Home Exclusive Gov Sanwoolu E-mass Transit Deal With Tax Defaulting Oando Raises Dust

Gov Sanwoolu E-mass Transit Deal With Tax Defaulting Oando Raises Dust

by Our Reporter
The Governor Babajide Sanwoolu-led Lagos State administration entered into a mass electric transportation partnership with Oando Plc despite the company’s failure to file audited accounts since the 2020 fiscal year.
Oando is a private company owned by Mr Adewale Tinubu.

A chartered accountant and Action Democratic Congress (ADC) governorship candidate in the last election, Funsho Doherty,
made the disclosure while asking Sanwoolu to pull the plug on the mass electric transportation deal it struck with Oando Plc last year.

Doherty, while stating that the deal raised a number of grave public concerns, noted that “There is very limited transparency around this initiative, the disclosures made by the LASG are manifestly inadequate,” he said in a public letter.

The letter addressed to the special adviser, office of Public Private Partnerships Mr Ope George was also copied to the state governor, Babajide Sanwoolu.

Others who were copied in the correspondence are House of Assembly Speaker, Hon Mudashiru Obasa; Attorney General and Commissioner of Justice, Mr Moyosore Onigbanjo (SAN).

The letter was also copied to Director General of Lagos State Public Procurement Agency, Mr Fatai Onafowote; and Managing Director of Lagos Metropolitan Area Transportation Authority, Ms Abimbola Akinajo.

The deal signed between the Sanwoolu’s administration and Oando last year, according to the company’s disclosure, provides for Onando to deploy an electric vehicle and infrastructure ecosystem, including mass transit buses, charging stations and other infrastructure.

It further projects a roll up of 12,000 buses which will transition the existing mass combustion transit buses to electric, starting with Lagos State and eventually across the country.

However, in the open letter dated May 4, 2023, Doherty said there was limited transparency around the project, stressing that given its proposed scale, public significance potential cost and possible impact the disclosures made by LASG are “manifestly inadequate.”

He also noted that the Memorandum of Understanding (MoU) on the deal has not been disclosed, “including whether it is binding or non-binding, and what commitments are being made by, or required of, either party under the MOU and/or any subsequent and related agreements.”

The charters account further said the laws of the state on public private agreements were breached before the commencement of the deal.

Referencing the Lagos State law which mandates the PPP office to ensure that PPPs are in accordance with “prevailing government policy and public interest”, concessions agreements subjected to approval by the House of Assembly, Doherty said “It is not evident from the information so far disclosed in the public domain that these laws and provisions relating to PPPs were either complied with, or not applicable, prior to commencing this partnership.”

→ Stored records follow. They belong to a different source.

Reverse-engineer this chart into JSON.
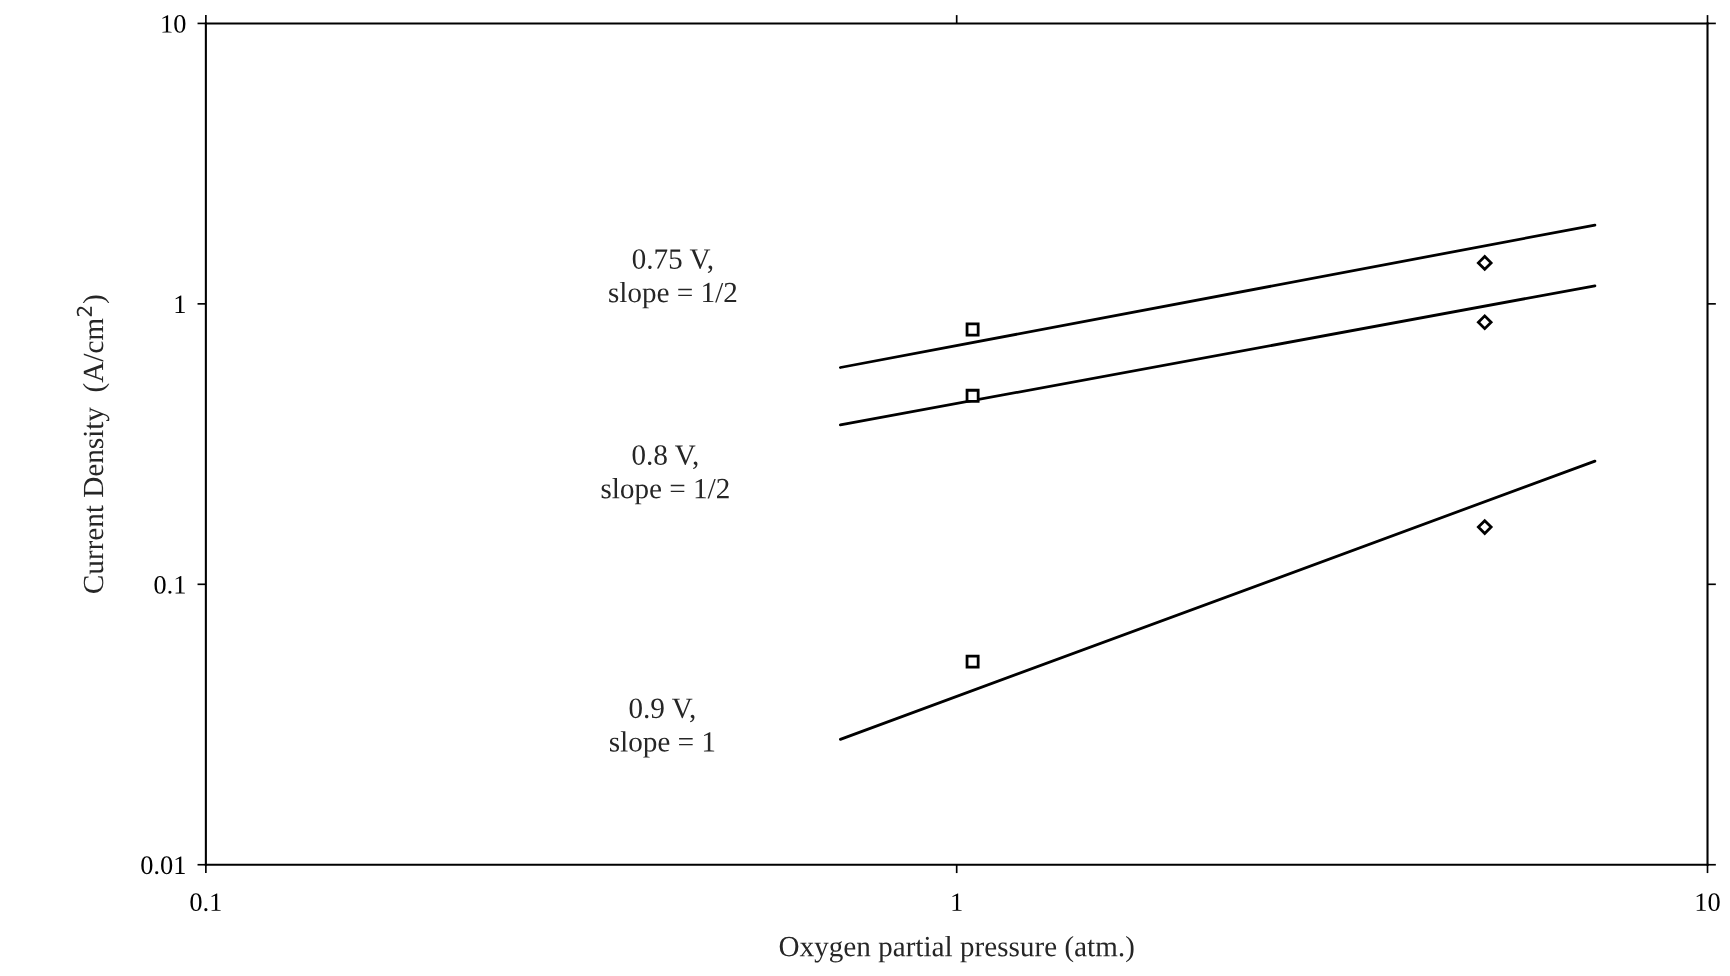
{
  "chart_data": {
    "type": "line",
    "xlabel": "Oxygen partial pressure (atm.)",
    "ylabel": "Current Density  (A/cm$^{2}$)",
    "log": "xy",
    "xlim": [
      0.1,
      10
    ],
    "xticks": [
      0.1,
      1,
      10
    ],
    "ylim": [
      0.01,
      10
    ],
    "yticks": [
      0.01,
      0.1,
      1,
      10
    ],
    "grid": false,
    "legend": false,
    "series": [
      {
        "color": "#000000",
        "x": [
          0.7,
          7.08
        ],
        "values": [
          0.593,
          1.91
        ],
        "marker": "none",
        "line_style": "solid"
      },
      {
        "color": "#000000",
        "x": [
          0.7,
          7.08
        ],
        "values": [
          0.37,
          1.16
        ],
        "marker": "none",
        "line_style": "solid"
      },
      {
        "color": "#000000",
        "x": [
          0.7,
          7.08
        ],
        "values": [
          0.028,
          0.275
        ],
        "marker": "none",
        "line_style": "solid"
      },
      {
        "type": "scatter",
        "color": "#000000",
        "x": [
          1.05,
          1.05,
          1.05
        ],
        "values": [
          0.81,
          0.47,
          0.053
        ],
        "marker": "square"
      },
      {
        "type": "scatter",
        "color": "#000000",
        "x": [
          5.05,
          5.05,
          5.05
        ],
        "values": [
          1.4,
          0.86,
          0.16
        ],
        "marker": "diamond"
      }
    ],
    "annotations": [
      "0.75 V,\nslope = 1/2",
      "0.8 V,\nslope = 1/2",
      "0.9 V,\nslope = 1"
    ]
  }
}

He however expressed concern that in spite of these illegalities, the deal has moved into pilot operational phase “by virtue of Oando having taken delivery of some buses and other operating infrastructure.”

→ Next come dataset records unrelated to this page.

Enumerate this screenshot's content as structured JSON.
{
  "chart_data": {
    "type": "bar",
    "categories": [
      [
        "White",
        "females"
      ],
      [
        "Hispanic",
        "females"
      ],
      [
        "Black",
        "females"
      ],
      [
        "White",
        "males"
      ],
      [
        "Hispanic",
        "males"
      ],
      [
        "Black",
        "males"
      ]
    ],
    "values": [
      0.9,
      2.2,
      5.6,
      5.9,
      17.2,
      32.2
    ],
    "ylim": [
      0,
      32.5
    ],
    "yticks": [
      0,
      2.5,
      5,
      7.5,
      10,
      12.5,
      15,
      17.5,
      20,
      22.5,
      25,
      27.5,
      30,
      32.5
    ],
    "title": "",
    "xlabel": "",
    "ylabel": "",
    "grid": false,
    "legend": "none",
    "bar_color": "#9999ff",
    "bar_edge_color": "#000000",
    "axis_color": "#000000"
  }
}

Doherty, who also raised financial indiscretions about Oando PLC, added that it was baffling that Lagos state chose the company as its partner for the initiative.

“Oando PLC, the parent of the Group, is a publicly listed entity. Accordingly, there is substantial information about the Group and its affairs in the public domain, including: a) The Group has not filed audited accounts since 2020 fiscal year. It is currently in default on its regulatory obligation to file audited accounts for both 2021 and 2022,” the letter reads.

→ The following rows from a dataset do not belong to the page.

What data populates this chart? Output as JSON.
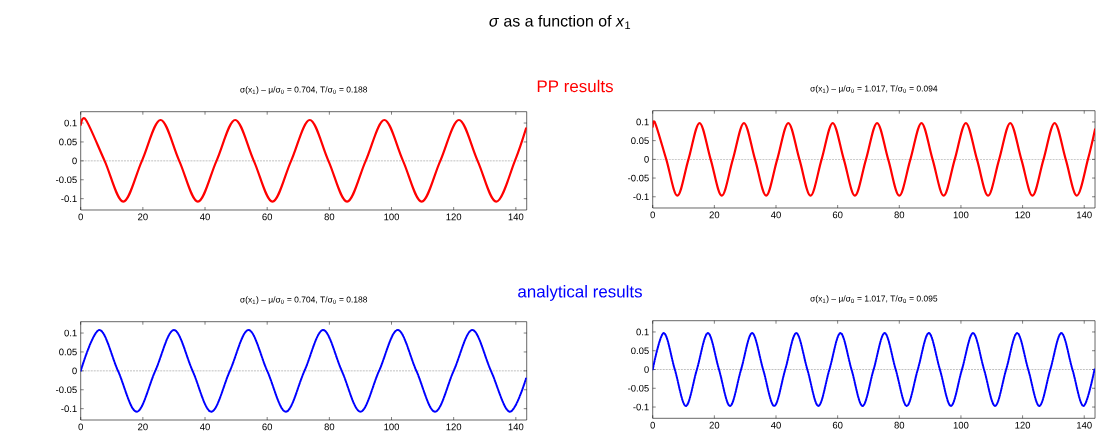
{
  "chart_data": [
    {
      "type": "line",
      "title": "σ(x$_{1}$)   –   μ/σ$_{0}$ = 0.704, T/σ$_{0}$ = 0.188",
      "annotations": [
        "*σ* as a function of *x*$_{1}$",
        "PP results"
      ],
      "x": [
        0,
        1.7,
        7.7,
        13.7,
        19.7,
        25.7,
        31.7,
        37.7,
        43.7,
        49.7,
        55.7,
        61.7,
        67.7,
        73.7,
        79.7,
        85.7,
        91.7,
        97.7,
        103.7,
        109.7,
        115.7,
        121.7,
        127.7,
        133.7,
        139.7,
        143.3
      ],
      "series": [
        {
          "color": "#ff0000",
          "values": [
            0.095,
            0.108,
            0,
            -0.108,
            0,
            0.108,
            0,
            -0.108,
            0,
            0.108,
            0,
            -0.108,
            0,
            0.108,
            0,
            -0.108,
            0,
            0.108,
            0,
            -0.108,
            0,
            0.108,
            0,
            -0.108,
            0,
            0.086
          ]
        }
      ],
      "line_style": "solid",
      "xlim": [
        0,
        143.5
      ],
      "ylim": [
        -0.13,
        0.13
      ],
      "xticks": [
        0,
        20,
        40,
        60,
        80,
        100,
        120,
        140
      ],
      "yticks": [
        -0.1,
        -0.05,
        0,
        0.05,
        0.1
      ],
      "ref_lines": [
        {
          "axis": "y",
          "value": 0,
          "color": "#000000",
          "line_style": "dotted"
        }
      ]
    },
    {
      "type": "line",
      "title": "σ(x$_{1}$)   –   μ/σ$_{0}$ = 1.017, T/σ$_{0}$ = 0.094",
      "x": [
        0,
        0.8,
        4.4,
        8.0,
        11.6,
        15.2,
        18.8,
        22.4,
        26.0,
        29.6,
        33.2,
        36.8,
        40.4,
        44.0,
        47.6,
        51.2,
        54.8,
        58.4,
        62.0,
        65.6,
        69.2,
        72.8,
        76.4,
        80.0,
        83.6,
        87.2,
        90.8,
        94.4,
        98.0,
        101.6,
        105.2,
        108.8,
        112.4,
        116.0,
        119.6,
        123.2,
        126.8,
        130.4,
        134.0,
        137.6,
        141.2,
        143.5
      ],
      "series": [
        {
          "color": "#ff0000",
          "values": [
            0.087,
            0.097,
            0,
            -0.097,
            0,
            0.097,
            0,
            -0.097,
            0,
            0.097,
            0,
            -0.097,
            0,
            0.097,
            0,
            -0.097,
            0,
            0.097,
            0,
            -0.097,
            0,
            0.097,
            0,
            -0.097,
            0,
            0.097,
            0,
            -0.097,
            0,
            0.097,
            0,
            -0.097,
            0,
            0.097,
            0,
            -0.097,
            0,
            0.097,
            0,
            -0.097,
            0,
            0.08
          ]
        }
      ],
      "line_style": "solid",
      "xlim": [
        0,
        143.5
      ],
      "ylim": [
        -0.13,
        0.13
      ],
      "xticks": [
        0,
        20,
        40,
        60,
        80,
        100,
        120,
        140
      ],
      "yticks": [
        -0.1,
        -0.05,
        0,
        0.05,
        0.1
      ],
      "ref_lines": [
        {
          "axis": "y",
          "value": 0,
          "color": "#000000",
          "line_style": "dotted"
        }
      ]
    },
    {
      "type": "line",
      "title": "σ(x$_{1}$)   –   μ/σ$_{0}$ = 0.704, T/σ$_{0}$ = 0.188",
      "annotations": [
        "analytical results"
      ],
      "x": [
        0,
        6,
        12,
        18,
        24,
        30,
        36,
        42,
        48,
        54,
        60,
        66,
        72,
        78,
        84,
        90,
        96,
        102,
        108,
        114,
        120,
        126,
        132,
        138,
        143.3
      ],
      "series": [
        {
          "color": "#0000ff",
          "values": [
            0,
            0.108,
            0,
            -0.108,
            0,
            0.108,
            0,
            -0.108,
            0,
            0.108,
            0,
            -0.108,
            0,
            0.108,
            0,
            -0.108,
            0,
            0.108,
            0,
            -0.108,
            0,
            0.108,
            0,
            -0.108,
            -0.02
          ]
        }
      ],
      "line_style": "dotted",
      "xlim": [
        0,
        143.5
      ],
      "ylim": [
        -0.13,
        0.13
      ],
      "xticks": [
        0,
        20,
        40,
        60,
        80,
        100,
        120,
        140
      ],
      "yticks": [
        -0.1,
        -0.05,
        0,
        0.05,
        0.1
      ],
      "ref_lines": [
        {
          "axis": "y",
          "value": 0,
          "color": "#000000",
          "line_style": "dotted"
        }
      ]
    },
    {
      "type": "line",
      "title": "σ(x$_{1}$)   –   μ/σ$_{0}$ = 1.017, T/σ$_{0}$ = 0.095",
      "x": [
        0,
        3.58,
        7.17,
        10.75,
        14.33,
        17.92,
        21.5,
        25.08,
        28.67,
        32.25,
        35.83,
        39.42,
        43,
        46.58,
        50.17,
        53.75,
        57.33,
        60.92,
        64.5,
        68.08,
        71.67,
        75.25,
        78.83,
        82.42,
        86,
        89.58,
        93.17,
        96.75,
        100.33,
        103.92,
        107.5,
        111.08,
        114.67,
        118.25,
        121.83,
        125.42,
        129,
        132.58,
        136.17,
        139.75,
        143.33
      ],
      "series": [
        {
          "color": "#0000ff",
          "values": [
            0,
            0.097,
            0,
            -0.097,
            0,
            0.097,
            0,
            -0.097,
            0,
            0.097,
            0,
            -0.097,
            0,
            0.097,
            0,
            -0.097,
            0,
            0.097,
            0,
            -0.097,
            0,
            0.097,
            0,
            -0.097,
            0,
            0.097,
            0,
            -0.097,
            0,
            0.097,
            0,
            -0.097,
            0,
            0.097,
            0,
            -0.097,
            0,
            0.097,
            0,
            -0.097,
            0
          ]
        }
      ],
      "line_style": "dotted",
      "xlim": [
        0,
        143.5
      ],
      "ylim": [
        -0.13,
        0.13
      ],
      "xticks": [
        0,
        20,
        40,
        60,
        80,
        100,
        120,
        140
      ],
      "yticks": [
        -0.1,
        -0.05,
        0,
        0.05,
        0.1
      ],
      "ref_lines": [
        {
          "axis": "y",
          "value": 0,
          "color": "#000000",
          "line_style": "dotted"
        }
      ]
    }
  ]
}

“b) In its most recently published (2020) audited accounts filed with the Stock Exchange, Oando reported very substantial losses for both 2020 and 2019 of N140bn and N207bn respectively. Its current liabilities far exceeded its current assets by N578bn and it had negative Shareholders Funds (i.e. net liabilities) of N67bn as at December, 2020. In its report, Oando’s independent auditor expressed the opinion that there was Material Uncertainty regarding the Group’s ability to continue as a Going Concern.

“c) In 2021, Oando PLC reached a settlement with the Securities and Exchange Commission in which it committed to pay a monetary penalty and to improve its Corporate Governance and Internal Controls. This was pursuant to sanctions that had been imposed on it by the SEC following investigation of petitions received against the Company.”

Doherty said in PPPs, there is an increased need for transparency, due-diligence and demonstrable good faith.

He added that disclosure and engagement are regarded as standard global practices that help foster public confidence and acceptance in PPPs.

“I hereby call on the PPP Office, the Public Procurement Agency and LAMATA to stay further action on this proposed partnership, to shed more light on it and address these concerns before proceeding further,” Doherty said.

“The public needs to understand the nature and scope of this initiative as well as the procedures undertaken by LASG to ensure due process, value for money and accountability.”